Civilization is favorable to long life so long as the people are moderate and live simply, but when it degenerates to sensuous softness, individual and racial deterioration ensue. Among savages the infant mortality is very great, but such ills as cancer, tuberculosis, smallpox and Bright's disease are rare. These are luxuries which are generally introduced with civilization. Close housing, too generous supply of food, too little exercise and alcohol are some of the fatal blessings which civilized man introduces among savages.
A part of the price we must pay for being civilized is the exercise of considerable self-control and self-denial, otherwise we must suffer.
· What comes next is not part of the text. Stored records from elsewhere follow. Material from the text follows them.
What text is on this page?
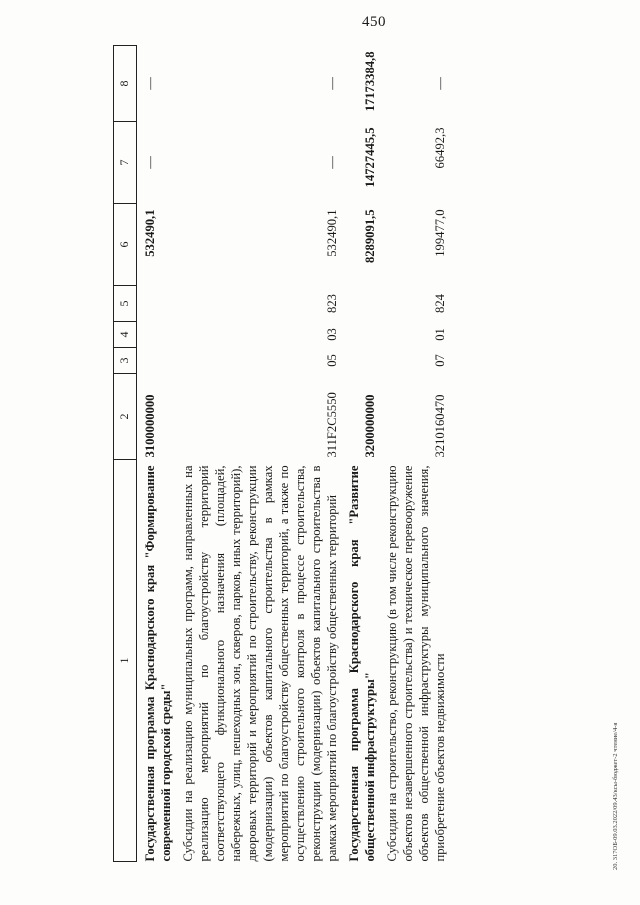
450
20. 317ОБ-09.03.2022/09.43/ксы-бюджет-2 чтение/4-я
1	2	3	4	5	6	7	8
Государственная программа Краснодарского края "Формирование современной городской среды"	3100000000				532490,1	—	—
Субсидии на реализацию муниципальных программ, направленных на реализацию мероприятий по благоустройству территорий соответствующего функционального назначения (площадей, набережных, улиц, пешеходных зон, скверов, парков, иных территорий), дворовых территорий и мероприятий по строительству, реконструкции (модернизации) объектов капитального строительства в рамках мероприятий по благоустройству общественных территорий, а также по осуществлению строительного контроля в процессе строительства, реконструкции (модернизации) объектов капитального строительства в рамках мероприятий по благоустройству общественных территорий	311F2C5550	05	03	823	532490,1	—	—
Государственная программа Краснодарского края "Развитие общественной инфраструктуры"	3200000000				8289091,5	14727445,5	17173384,8
Субсидии на строительство, реконструкцию (в том числе реконструкцию объектов незавершенного строительства) и техническое перевооружение объектов общественной инфраструктуры муниципального значения, приобретение объектов недвижимости	3210160470	07	01	824	199477,0	66492,3	—
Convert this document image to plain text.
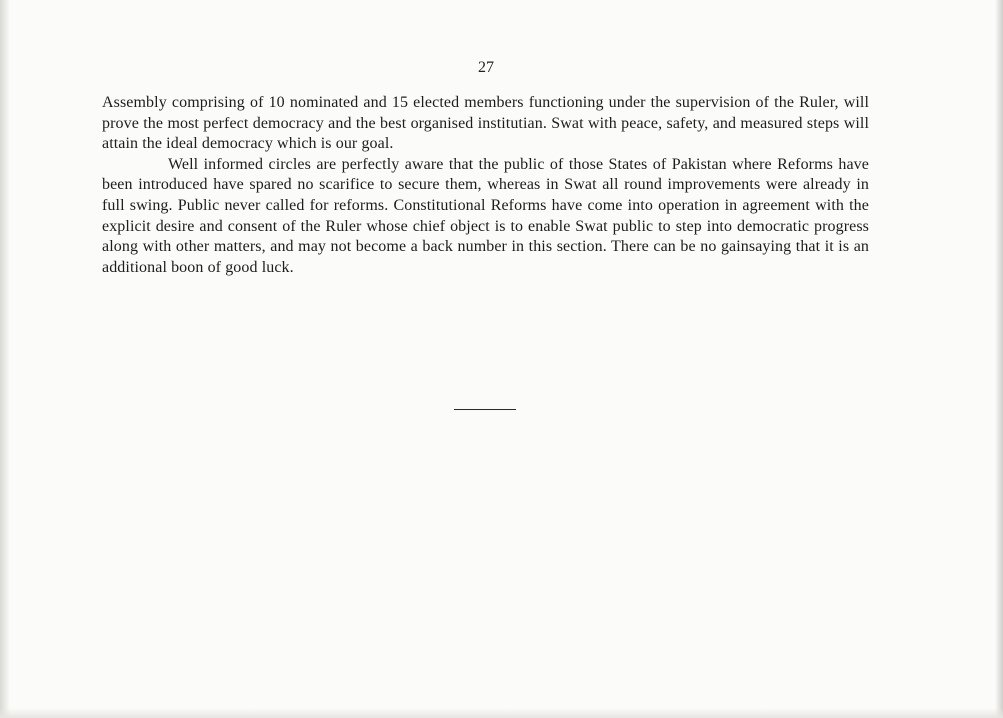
27

Assembly comprising of 10 nominated and 15 elected members functioning under the supervision of the Ruler, will prove the most perfect democracy and the best organised institutian. Swat with peace, safety, and measured steps will attain the ideal democracy which is our goal.

Well informed circles are perfectly aware that the public of those States of Pakistan where Reforms have been introduced have spared no scarifice to secure them, whereas in Swat all round improvements were already in full swing. Public never called for reforms. Constitutional Reforms have come into operation in agreement with the explicit desire and consent of the Ruler whose chief object is to enable Swat public to step into democratic progress along with other matters, and may not become a back number in this section. There can be no gainsaying that it is an additional boon of good luck.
The state of the individual health is not satisfactory. There is too much illness, too much suffering and too many premature deaths. It is estimated that in our country about three millions of people are ill each day, on the average. The monetary loss is tremendous and the anguish and suffering are beyond estimate.
The race is losing every year a vast army of individuals who are in their productive prime. When a part of a great city is destroyed men give careful consideration to the material loss and plan to prevent a recurrence. But that is nothing compared to the loss we suffer from the annual death of a host of experienced men and women. Destroyed business blocks can be replaced, but it is impossible to replace men and women.
We look upon this unnecessary waste of life complacently because we are used to it and consequently think that it is natural. It is neither necessary nor natural. If we would read and heed nature's writings it would cease. Then people would live until their time came to fade away peacefully and beautifully, as do the golden leaves of autumn or the blades of grass.
Many dread old age because they think of it in connection with decrepitude, helplessness and the childish querulousness popularly associated with advancing years. This is not a natural old age; it is disease. Natural old age is sweet, tolerant and cheerful. There are few things in life more precious than the memory of parents and grandparents grown old gracefully, after having weathered the storms of appetites and passions, the mind firmly enthroned and filled with the calm toleration and wisdom that come with the passing years of a well spent life.
A busy mind in a healthy body does not degenerate. The brain, though apparently unstable, is one of the most stable parts of the body.